Unterm Strich gab es bei der privaten Bahn einen Jahresverlust von 5,4 Millionen Euro - die Hälfte des Vorjahresverlusts.

Die Presse (Clemens Fabry)

Die mehrheitlich private ÖBB-Konkurrentin Westbahn hat es 2015 operativ erstmals in die schwarzen Zahlen geschafft, wiewohl unterm Strich immer noch ein - halbierter - Jahresverlust von 5,4 Millionen Euro bleibt. Dies berichtet das Wirtschaftsmagazin "trend" in seiner neuen Ausgabe. Demnach lag das Betriebsergebnis mit 262.000 Euro im Plus, eine Verbesserung um mehr als vier Millionen Euro.

2014 hatte die Westbahn Management GmbH wie berichtet einen Jahresverlust von 10,3 Millionen Euro eingefahren - zusammen mit dem Verlustvortrag aus dem Jahr davor standen 2014 unterm Strich 62,5 Millionen Euro Bilanzverlust.

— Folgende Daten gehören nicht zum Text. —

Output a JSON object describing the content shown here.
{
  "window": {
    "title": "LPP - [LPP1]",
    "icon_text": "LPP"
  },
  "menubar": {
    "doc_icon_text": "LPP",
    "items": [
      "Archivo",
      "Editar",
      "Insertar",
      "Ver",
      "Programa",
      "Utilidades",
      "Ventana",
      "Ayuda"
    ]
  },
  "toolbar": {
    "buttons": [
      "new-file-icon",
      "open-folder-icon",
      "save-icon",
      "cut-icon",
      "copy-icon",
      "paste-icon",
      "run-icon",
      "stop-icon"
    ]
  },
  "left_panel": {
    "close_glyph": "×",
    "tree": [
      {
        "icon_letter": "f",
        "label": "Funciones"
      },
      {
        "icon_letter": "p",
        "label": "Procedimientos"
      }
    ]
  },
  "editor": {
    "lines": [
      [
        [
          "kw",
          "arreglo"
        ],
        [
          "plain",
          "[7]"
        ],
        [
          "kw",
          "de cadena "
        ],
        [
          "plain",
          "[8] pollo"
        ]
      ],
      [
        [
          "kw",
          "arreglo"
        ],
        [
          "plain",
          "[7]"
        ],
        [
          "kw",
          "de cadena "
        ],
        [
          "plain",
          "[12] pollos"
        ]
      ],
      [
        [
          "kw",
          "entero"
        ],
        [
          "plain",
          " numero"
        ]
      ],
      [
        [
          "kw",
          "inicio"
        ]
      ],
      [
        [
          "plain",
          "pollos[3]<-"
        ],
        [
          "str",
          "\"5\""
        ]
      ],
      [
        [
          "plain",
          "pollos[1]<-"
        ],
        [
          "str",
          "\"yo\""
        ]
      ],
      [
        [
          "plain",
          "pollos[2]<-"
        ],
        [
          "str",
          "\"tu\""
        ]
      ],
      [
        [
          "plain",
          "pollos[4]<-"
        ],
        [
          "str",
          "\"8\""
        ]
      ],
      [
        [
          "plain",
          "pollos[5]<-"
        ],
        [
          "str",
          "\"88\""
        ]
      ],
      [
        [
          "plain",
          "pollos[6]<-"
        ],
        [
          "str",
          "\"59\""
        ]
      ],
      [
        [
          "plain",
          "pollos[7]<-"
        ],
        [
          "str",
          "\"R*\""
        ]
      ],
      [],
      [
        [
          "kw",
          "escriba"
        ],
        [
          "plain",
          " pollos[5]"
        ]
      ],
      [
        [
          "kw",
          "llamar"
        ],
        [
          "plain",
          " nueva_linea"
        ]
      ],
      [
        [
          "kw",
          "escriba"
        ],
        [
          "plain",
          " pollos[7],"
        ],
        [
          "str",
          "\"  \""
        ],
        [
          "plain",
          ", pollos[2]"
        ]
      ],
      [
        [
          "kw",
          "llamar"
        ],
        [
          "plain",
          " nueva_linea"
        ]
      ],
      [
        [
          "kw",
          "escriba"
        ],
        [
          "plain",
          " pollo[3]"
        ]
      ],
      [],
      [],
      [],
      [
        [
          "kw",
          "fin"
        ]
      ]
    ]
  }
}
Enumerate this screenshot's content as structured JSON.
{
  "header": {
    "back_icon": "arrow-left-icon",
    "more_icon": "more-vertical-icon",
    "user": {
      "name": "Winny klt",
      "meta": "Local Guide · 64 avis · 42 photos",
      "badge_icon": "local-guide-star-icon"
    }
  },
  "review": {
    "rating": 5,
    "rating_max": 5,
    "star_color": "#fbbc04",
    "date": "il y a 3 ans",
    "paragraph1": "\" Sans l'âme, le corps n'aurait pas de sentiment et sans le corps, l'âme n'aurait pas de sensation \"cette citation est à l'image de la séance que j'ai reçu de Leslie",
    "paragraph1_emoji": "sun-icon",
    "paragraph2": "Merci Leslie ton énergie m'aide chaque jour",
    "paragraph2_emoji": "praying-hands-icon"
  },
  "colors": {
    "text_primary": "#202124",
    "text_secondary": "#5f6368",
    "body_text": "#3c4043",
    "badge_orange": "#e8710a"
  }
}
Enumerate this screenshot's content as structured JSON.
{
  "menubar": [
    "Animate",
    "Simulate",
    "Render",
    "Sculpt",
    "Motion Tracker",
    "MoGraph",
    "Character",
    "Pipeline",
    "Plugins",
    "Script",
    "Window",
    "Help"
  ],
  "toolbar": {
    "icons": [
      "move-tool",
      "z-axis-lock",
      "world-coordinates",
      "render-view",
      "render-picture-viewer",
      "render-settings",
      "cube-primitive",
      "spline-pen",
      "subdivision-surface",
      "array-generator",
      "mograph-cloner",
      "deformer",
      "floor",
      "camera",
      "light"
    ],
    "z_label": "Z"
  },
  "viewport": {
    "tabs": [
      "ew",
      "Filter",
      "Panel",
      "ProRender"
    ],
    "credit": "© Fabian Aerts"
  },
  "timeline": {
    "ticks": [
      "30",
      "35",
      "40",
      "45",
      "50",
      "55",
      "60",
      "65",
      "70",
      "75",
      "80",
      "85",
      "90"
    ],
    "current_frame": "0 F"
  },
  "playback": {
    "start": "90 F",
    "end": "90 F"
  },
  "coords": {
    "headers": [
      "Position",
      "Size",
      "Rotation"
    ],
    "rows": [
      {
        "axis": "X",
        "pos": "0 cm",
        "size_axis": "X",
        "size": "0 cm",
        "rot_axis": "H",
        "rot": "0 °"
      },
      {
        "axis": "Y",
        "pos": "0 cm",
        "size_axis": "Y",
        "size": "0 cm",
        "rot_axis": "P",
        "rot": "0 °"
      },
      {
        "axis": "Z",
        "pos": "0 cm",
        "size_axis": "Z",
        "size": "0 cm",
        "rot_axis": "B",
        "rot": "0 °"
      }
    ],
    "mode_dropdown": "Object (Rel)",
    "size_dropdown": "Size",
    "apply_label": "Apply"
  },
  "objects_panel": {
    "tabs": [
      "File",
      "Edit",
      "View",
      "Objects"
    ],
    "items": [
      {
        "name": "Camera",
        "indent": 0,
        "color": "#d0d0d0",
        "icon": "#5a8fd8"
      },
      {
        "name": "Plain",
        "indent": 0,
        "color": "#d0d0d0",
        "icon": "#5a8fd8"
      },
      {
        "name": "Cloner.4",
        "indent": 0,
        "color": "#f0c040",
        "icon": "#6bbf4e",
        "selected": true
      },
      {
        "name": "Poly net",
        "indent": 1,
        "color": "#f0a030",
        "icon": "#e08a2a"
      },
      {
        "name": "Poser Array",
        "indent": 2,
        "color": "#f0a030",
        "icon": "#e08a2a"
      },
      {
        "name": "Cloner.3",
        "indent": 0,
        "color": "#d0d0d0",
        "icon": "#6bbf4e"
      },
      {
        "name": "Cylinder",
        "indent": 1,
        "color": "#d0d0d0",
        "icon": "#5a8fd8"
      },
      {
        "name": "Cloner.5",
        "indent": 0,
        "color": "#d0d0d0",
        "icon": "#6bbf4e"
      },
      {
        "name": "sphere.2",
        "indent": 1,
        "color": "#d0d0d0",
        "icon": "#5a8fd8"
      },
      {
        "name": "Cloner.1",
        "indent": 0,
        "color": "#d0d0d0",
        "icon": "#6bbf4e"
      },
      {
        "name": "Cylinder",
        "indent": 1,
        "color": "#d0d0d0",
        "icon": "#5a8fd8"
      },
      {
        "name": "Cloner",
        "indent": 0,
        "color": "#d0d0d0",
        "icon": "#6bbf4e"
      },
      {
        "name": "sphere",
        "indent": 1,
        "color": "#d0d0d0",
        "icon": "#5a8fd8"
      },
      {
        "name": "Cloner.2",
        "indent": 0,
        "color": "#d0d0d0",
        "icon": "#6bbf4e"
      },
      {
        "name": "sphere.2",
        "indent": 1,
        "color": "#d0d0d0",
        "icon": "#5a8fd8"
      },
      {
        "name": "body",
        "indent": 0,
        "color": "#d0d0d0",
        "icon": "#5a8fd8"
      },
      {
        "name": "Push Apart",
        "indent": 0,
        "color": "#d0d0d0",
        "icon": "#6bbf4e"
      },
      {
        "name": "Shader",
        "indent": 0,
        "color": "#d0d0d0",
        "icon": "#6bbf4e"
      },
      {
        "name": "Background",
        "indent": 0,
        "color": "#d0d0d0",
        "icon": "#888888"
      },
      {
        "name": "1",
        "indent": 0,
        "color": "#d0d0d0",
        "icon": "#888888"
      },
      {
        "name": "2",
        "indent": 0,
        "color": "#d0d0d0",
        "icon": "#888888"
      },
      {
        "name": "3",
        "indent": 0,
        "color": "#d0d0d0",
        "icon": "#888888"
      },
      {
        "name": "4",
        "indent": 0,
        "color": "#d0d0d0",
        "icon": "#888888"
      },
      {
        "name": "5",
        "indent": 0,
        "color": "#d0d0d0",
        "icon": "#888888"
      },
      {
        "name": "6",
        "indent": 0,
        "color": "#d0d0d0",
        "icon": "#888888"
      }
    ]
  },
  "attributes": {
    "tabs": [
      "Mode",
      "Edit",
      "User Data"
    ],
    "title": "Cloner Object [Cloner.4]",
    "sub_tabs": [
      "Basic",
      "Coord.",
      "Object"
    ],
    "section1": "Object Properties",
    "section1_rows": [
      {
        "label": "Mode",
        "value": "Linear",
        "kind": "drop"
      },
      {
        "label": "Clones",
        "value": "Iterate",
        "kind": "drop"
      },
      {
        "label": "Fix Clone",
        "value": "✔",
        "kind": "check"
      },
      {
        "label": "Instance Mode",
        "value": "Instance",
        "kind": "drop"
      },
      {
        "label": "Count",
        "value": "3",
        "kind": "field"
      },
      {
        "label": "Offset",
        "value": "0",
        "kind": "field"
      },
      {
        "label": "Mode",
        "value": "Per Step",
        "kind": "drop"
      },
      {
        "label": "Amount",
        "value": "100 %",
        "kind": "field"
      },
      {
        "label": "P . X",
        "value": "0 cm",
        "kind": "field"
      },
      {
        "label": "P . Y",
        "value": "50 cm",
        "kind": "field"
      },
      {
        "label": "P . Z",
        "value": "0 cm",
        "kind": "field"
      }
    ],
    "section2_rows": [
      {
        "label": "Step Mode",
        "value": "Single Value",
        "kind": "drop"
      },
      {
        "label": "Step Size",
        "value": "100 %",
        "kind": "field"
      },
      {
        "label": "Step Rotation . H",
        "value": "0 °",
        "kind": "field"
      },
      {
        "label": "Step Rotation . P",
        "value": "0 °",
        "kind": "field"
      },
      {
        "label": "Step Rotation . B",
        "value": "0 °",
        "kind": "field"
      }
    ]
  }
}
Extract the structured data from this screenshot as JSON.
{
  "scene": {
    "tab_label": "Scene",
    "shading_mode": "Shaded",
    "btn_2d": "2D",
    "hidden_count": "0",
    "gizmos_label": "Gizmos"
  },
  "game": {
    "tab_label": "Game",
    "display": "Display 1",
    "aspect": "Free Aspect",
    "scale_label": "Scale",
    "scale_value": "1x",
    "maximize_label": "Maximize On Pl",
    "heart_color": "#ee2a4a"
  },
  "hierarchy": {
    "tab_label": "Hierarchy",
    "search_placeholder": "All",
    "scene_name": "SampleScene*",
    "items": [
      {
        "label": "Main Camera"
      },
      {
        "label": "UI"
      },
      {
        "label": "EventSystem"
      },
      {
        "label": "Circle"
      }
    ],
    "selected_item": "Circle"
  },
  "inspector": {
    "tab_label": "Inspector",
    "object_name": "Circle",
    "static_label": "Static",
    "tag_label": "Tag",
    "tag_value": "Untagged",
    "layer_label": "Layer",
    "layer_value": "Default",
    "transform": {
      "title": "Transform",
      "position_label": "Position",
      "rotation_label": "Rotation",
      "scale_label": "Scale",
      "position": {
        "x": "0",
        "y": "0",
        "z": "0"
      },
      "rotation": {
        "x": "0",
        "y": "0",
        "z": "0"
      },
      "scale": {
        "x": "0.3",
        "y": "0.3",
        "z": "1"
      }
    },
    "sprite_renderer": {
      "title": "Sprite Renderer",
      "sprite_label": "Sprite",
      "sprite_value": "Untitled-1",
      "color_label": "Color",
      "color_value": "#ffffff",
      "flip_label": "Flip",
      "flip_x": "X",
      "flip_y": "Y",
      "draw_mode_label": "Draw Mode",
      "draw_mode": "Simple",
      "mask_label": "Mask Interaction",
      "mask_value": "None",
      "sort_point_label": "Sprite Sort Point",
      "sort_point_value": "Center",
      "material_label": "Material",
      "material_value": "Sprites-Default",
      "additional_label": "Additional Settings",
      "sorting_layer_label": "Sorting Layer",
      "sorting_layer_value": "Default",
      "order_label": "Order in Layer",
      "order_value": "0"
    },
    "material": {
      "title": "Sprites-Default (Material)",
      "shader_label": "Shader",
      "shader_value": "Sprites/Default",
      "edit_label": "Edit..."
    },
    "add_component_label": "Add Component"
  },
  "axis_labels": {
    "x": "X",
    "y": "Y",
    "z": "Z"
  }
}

An der 100-prozentigen Westbahn-Mutter Rail Holding AG, die andere Bilanzzahlen aufweist, hält der Bau-Tycoon Hans Peter Haselsteiner über seine "Haselsteiner Familien-Privatstiftung" 49,9 Prozent. Der Schweizer Augusta Holding AG von Erhard Grossnigg gehören 32,7 Prozent, der französischen Staatsbahn SNCF 17,4 Prozent.

Seit Dezember 2011 macht die Westbahn der ÖBB auf der Strecke Wien-Salzburg Konkurrenz.